On se souvient forcément de la première fois. Surtout de la première fois où on a écouté une production Italians Do It Better. 20 rue du Sentier, dernier étage, un bureau en face de l’entrée, un bureau qui donne sur un balcon. Une personne de confiance qui tend un CD et affirme : “Je crois que ça peut te plaire”. Une boucle, une guitare, une voix et le fantasme qui devient réalité – The Cure aurait enfin découvert le XXIe siècle et embrigadé une femme… À partir de ce moment-là, on a surveillé de près toutes les productions du label américain – et ça continue aujourd’hui. En 2009, on avait pu se procurer ce maxi. On ne savait rien ou pas grand chose. On a écrit ça, vite, parce qu’on n’a pas envie de réfléchir quand c’est un coup de foudre. On fonce, on verra après quoi. Dans le texte qui suit, il y a des erreurs. Des erreurs factuelles – le type s’appelle Richard Durham, Johnny Jewel n’est en fait pas loin (et pour la petite histoire, Twisted Wires a ensuite réalisé un deuxième maxi sept ans plus tard et les deux disques sont compilés sur le CD Half Lives, paru en 2017). Mais pour l’émotionnel, je ne changerais pas une seule virgule.

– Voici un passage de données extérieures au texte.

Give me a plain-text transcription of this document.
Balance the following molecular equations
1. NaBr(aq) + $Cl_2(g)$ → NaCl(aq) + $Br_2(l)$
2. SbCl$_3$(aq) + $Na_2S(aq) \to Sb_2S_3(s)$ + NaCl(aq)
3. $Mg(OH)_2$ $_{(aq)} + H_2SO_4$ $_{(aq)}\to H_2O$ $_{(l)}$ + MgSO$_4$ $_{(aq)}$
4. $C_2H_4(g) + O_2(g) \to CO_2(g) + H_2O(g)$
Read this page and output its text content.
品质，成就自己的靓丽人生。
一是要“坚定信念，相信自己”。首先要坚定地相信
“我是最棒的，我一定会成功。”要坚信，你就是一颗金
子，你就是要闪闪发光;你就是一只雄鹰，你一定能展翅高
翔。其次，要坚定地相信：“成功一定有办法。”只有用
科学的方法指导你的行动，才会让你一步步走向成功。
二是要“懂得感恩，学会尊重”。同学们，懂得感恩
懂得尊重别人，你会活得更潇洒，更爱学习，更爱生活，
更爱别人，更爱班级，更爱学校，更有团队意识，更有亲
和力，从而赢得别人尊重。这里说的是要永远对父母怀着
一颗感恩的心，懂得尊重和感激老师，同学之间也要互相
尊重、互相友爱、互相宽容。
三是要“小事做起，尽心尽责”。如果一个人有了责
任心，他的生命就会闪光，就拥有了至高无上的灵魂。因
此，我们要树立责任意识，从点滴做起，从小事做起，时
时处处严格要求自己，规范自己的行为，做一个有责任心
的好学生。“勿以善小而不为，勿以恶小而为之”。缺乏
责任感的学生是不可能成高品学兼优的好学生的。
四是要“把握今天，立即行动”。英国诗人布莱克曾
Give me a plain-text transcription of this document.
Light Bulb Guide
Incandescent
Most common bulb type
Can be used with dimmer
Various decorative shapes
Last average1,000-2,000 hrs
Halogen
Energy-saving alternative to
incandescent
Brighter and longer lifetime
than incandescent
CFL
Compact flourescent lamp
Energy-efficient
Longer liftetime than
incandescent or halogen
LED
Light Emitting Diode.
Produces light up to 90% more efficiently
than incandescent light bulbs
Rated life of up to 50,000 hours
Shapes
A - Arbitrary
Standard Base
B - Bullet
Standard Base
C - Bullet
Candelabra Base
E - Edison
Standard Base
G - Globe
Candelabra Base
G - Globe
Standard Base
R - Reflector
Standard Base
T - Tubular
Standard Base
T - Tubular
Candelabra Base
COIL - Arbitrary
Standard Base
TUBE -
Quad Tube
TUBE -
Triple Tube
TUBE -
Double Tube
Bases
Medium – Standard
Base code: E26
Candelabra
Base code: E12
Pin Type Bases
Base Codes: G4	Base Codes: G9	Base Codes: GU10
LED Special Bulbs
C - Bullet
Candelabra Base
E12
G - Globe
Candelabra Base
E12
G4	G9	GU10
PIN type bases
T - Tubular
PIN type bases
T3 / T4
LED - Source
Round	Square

TWISTED WIRES, One Night At The Raw Deal (Italians Do It Better, 2009)
Depuis la sortie de l’album humide de Chromatics, on garde forcément une oreille attentive sur toute sortie siglée Italians Do It Better, ce label improbable qui trouve toujours de nouvelles positions pour rapprocher un peu plus disco et new ou cold-wave. Dans la plupart de ces miracles electrorgasmiques (Chromatics, donc, mais aussi G/L/A/S/S/ Candy ou, plus récemment, cet incroyable Desire), est impliqué le néoromantique larmoyant Johnny Jewel, champion du monde de la découverte de voix féminines caressantes. Alors, quand on tombe sur une nouvelle formation dont le chanteur est masculin et où ledit Johnny n’est pas a priori partie “prenante”, la curiosité s’en trouve décuplée. Et d’autant plus attisée qu’aucune info ne “filtre” sur Twisted Wires. Une rencontre à l’ancienne, quoi. Vous avez beau tenter de remuer toute la Toile, impossible de trouver le moindre renseignement compromettant. Quelques photos, une ville d’origine (Houston, Texas) et le nom sans doute inventé d’un leader supposé, Kim Systems. Mais après tout, on s’en fout. Puisque reste l’essentiel, à savoir la sortie de ce premier (?) maxi menaçant, scindé entre l’angoisse refoulée et la jouissance partagée que procure One Night At The Raw Deal. Guitare réverbérée, rythmique palpitante, chant névrosé, boucles obsédantes, basse terrorisée, Atmosphere fascinante : impossible de sortir indemne de cette odyssée de près de sept minutes, pendant laquelle Scott Walker se penche au chevet de Section 25 – circa From The Hill, bien sûr. Ode impitoyable pour aube crasseuse et fin de nuit déglinguée, ce morceau d’apocalypse s’impose presque comme la bande-son d’un été gonflé de Desire (oui, encore). Et rappelle qu’à chaque fois qu’il est question de coups de boule (à facettes), Italians Do It Better.